Я прислушался. Ни звука. Плохо. Начал соображать. Почти все взрослые книжки кончаются женитьбой. Гоголь был серьезным писателем, значит, должен кончить как и все.

— Что же дальше было?

— Дальше?

— Да.

— Тарас женился на Бульбе.

— О-о-о! — вскрикнул учитель и под громкий хохот выбежал из класса.

Во время перемены в преподавательской раздавались стоны. По классам учителя расходились с опозданием, с заплаканными глазами.

Павел Петрович зашел к нам за портфелем, сказал:

— Памятник тебе, Щепкин, надо поставить.

Повернулся и молча вышел. С тех пор он часто вспоминал обо мне. Я его, как видите, тоже не забываю.
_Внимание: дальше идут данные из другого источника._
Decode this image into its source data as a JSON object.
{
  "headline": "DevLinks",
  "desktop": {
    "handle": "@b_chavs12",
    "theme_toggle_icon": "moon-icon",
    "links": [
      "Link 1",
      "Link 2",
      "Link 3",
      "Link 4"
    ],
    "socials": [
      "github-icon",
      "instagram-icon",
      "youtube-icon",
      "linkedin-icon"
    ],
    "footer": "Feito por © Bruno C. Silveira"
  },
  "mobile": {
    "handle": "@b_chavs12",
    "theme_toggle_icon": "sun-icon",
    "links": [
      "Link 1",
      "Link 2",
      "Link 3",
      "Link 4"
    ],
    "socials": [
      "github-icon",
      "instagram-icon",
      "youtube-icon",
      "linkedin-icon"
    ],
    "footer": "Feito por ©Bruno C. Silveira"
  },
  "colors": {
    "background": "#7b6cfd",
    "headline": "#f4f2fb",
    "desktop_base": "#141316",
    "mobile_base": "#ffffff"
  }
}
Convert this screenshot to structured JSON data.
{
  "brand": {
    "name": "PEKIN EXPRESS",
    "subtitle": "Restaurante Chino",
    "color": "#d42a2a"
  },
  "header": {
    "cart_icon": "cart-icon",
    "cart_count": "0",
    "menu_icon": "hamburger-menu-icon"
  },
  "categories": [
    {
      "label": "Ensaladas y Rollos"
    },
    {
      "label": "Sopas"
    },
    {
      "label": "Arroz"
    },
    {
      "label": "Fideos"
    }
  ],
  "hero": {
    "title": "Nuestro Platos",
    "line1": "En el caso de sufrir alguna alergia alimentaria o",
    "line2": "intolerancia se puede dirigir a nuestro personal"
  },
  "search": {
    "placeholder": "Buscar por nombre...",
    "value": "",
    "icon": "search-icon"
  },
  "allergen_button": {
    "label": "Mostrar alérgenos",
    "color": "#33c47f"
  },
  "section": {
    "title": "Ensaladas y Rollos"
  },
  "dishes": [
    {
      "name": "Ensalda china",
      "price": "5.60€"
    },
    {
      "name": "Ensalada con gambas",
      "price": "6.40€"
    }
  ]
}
Не был в школе всего десять дней и уже говорю о нем. А у меня есть события и поважнее.

Во-первых, все мальчишки нашего класса ходили к арифметичке колоть дрова. Настукали дров, говорят, не так много, а конфет съели целую поленницу. Мне и то принесли — вкусные.

Во-вторых, Тарзан теперь мой и никому я его не отдам. Я сделал во дворе для него конуру (отец велел), но Тарзан в ней мало бывает, а больше со мной в комнате. Он стал гладким. Поправился. Предан мне, как собака. И удивительно: у него появилась злость. Тронешь меня — зарычит. Прошлый раз Васек в шутку толкнул меня, так ушел домой со слезами: Тарзан отхватил у него полштанины.

В-третьих, и это самое ужасное, Гринька влюбился. И на этот раз, пожалуй, без возврата. Влюбился по самые уши. Эх, Гринька, Гринька. Жалко мне его. Друг все ж таки. Но что поделаешь? Он и сам не рад. Он и сам не понял, как все произошло. Он вообще в этом смысле бестолковый. Полюбит и сам не знает за что. Увидел девчонку незнакомую и сразу втрескался. Разве так можно?

— Не, Сань, я не сразу, — оправдывался Гринька.

— Как же не сразу, коли она только приехала.

— Она, Сань, не только. Она в тот день, как мы на охоту ходили.